Well over a decade ago I had a friend out of the blue come up to me and apologize.
"We blew it." He started out. "It was the moment we could have changed things for the better. People were organized and energized, and we blew it. I apologize to you for that. I apologize that you have inherited this horrible economic and political system, and world that is systematically being destroyed."
"No problem." I said uncomfortably and sort of surprised.
It was a few years after George W. Bush was appointed by the Supreme Court to be President of The United States. My friend came of age in the sixties, at the height of one of this countries most revolutionary moments. He watched Martin Luther King march on our nation's capital with 50,000 people, Malcolm X shot dead on a stage, Gaylord Nelson, the father of Earth Day, elected as our State's Governor then move on to the United States Senate, Federal clean air and water standards enacted, etc.
At the time I thought he was being tough on himself. Why should he shoulder his generation's shortcomings? I thought. Then, over a decade later while reading to my teenage son this morning, I unexpectedly read this paragraph to him:
"I want to apologize, just as people in the generation before mine should have apologized to me, for the wreckage of a world we're leaving you. The people of my generation are passing on to you the social patterns and structures, the ways of being and thinking, the physical artifacts themselves that are killing the planet.

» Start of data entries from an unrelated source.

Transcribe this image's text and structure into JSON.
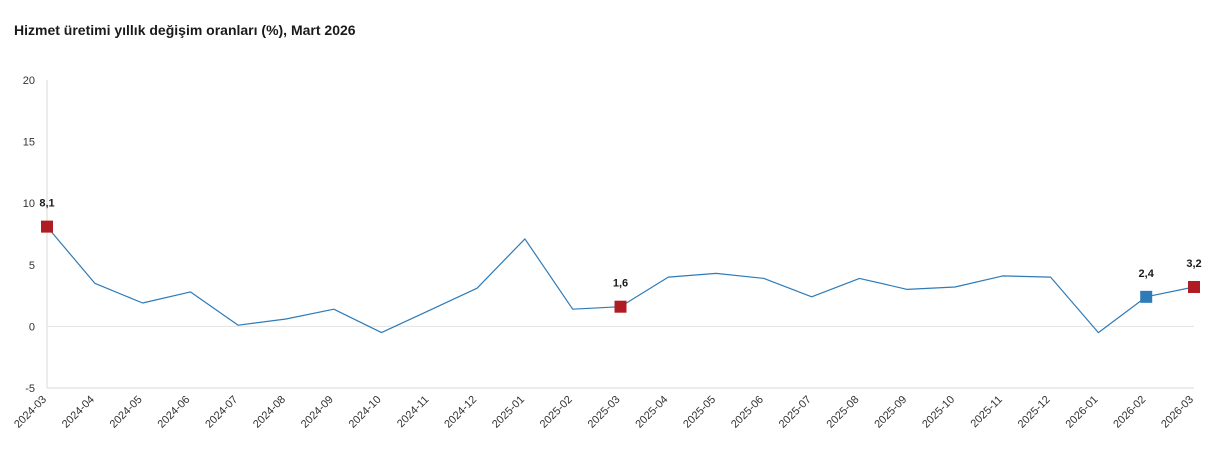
{
  "chart_data": {
    "type": "line",
    "title": "Hizmet üretimi yıllık değişim oranları (%), Mart 2026",
    "xlabel": "",
    "ylabel": "",
    "ylim": [
      -5,
      20
    ],
    "yticks": [
      -5,
      0,
      5,
      10,
      15,
      20
    ],
    "categories": [
      "2024-03",
      "2024-04",
      "2024-05",
      "2024-06",
      "2024-07",
      "2024-08",
      "2024-09",
      "2024-10",
      "2024-11",
      "2024-12",
      "2025-01",
      "2025-02",
      "2025-03",
      "2025-04",
      "2025-05",
      "2025-06",
      "2025-07",
      "2025-08",
      "2025-09",
      "2025-10",
      "2025-11",
      "2025-12",
      "2026-01",
      "2026-02",
      "2026-03"
    ],
    "series": [
      {
        "values": [
          8.1,
          3.5,
          1.9,
          2.8,
          0.1,
          0.6,
          1.4,
          -0.5,
          1.3,
          3.1,
          7.1,
          1.4,
          1.6,
          4.0,
          4.3,
          3.9,
          2.4,
          3.9,
          3.0,
          3.2,
          4.1,
          4.0,
          -0.5,
          2.4,
          3.2
        ],
        "color": "#2e7bb8"
      }
    ],
    "highlights": [
      {
        "category": "2024-03",
        "label": "8,1",
        "color": "#b01c24"
      },
      {
        "category": "2025-03",
        "label": "1,6",
        "color": "#b01c24"
      },
      {
        "category": "2026-02",
        "label": "2,4",
        "color": "#2e7bb8"
      },
      {
        "category": "2026-03",
        "label": "3,2",
        "color": "#b01c24"
      }
    ],
    "grid": false,
    "legend": "none"
  }
}
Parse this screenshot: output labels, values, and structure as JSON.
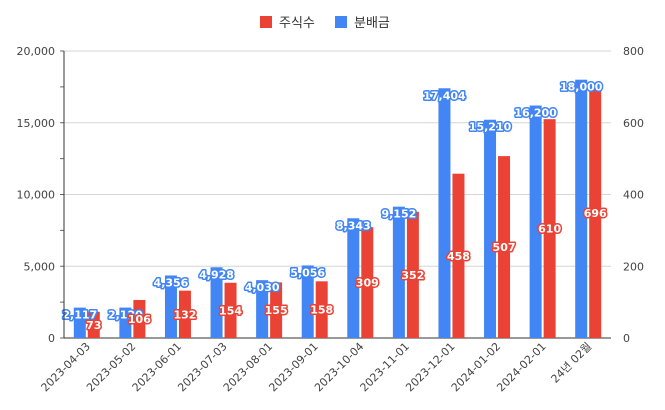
{
  "chart_data": {
    "type": "bar",
    "categories": [
      "2023-04-03",
      "2023-05-02",
      "2023-06-01",
      "2023-07-03",
      "2023-08-01",
      "2023-09-01",
      "2023-10-04",
      "2023-11-01",
      "2023-12-01",
      "2024-01-02",
      "2024-02-01",
      "24년 02월"
    ],
    "series": [
      {
        "name": "분배금",
        "axis": "left",
        "color": "#4285f4",
        "values": [
          2117,
          2120,
          4356,
          4928,
          4030,
          5056,
          8343,
          9152,
          17404,
          15210,
          16200,
          18000
        ],
        "labels": [
          "2,117",
          "2,120",
          "4,356",
          "4,928",
          "4,030",
          "5,056",
          "8,343",
          "9,152",
          "17,404",
          "15,210",
          "16,200",
          "18,000"
        ]
      },
      {
        "name": "주식수",
        "axis": "right",
        "color": "#ea4335",
        "values": [
          73,
          106,
          132,
          154,
          155,
          158,
          309,
          352,
          458,
          507,
          610,
          696
        ],
        "labels": [
          "73",
          "106",
          "132",
          "154",
          "155",
          "158",
          "309",
          "352",
          "458",
          "507",
          "610",
          "696"
        ]
      }
    ],
    "y_left": {
      "range": [
        0,
        20000
      ],
      "ticks": [
        "0",
        "5,000",
        "10,000",
        "15,000",
        "20,000"
      ]
    },
    "y_right": {
      "range": [
        0,
        800
      ],
      "ticks": [
        "0",
        "200",
        "400",
        "600",
        "800"
      ]
    },
    "legend": [
      "주식수",
      "분배금"
    ],
    "legend_position": "top",
    "grid": true
  }
}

We're blowing it, badly, and you'll suffer for it. I'm so very sorry." (Derrick Jensen apologizing to an auditorium full of students at an all boys boarding school, Pg. 50, Walking on Water)
Shortly afterwards it all came together for me, and I apologized to my son. In a couple years he will be entering an economic and poltical system that is far worse than it was when I entered it in 1992. And a world with far less diversity.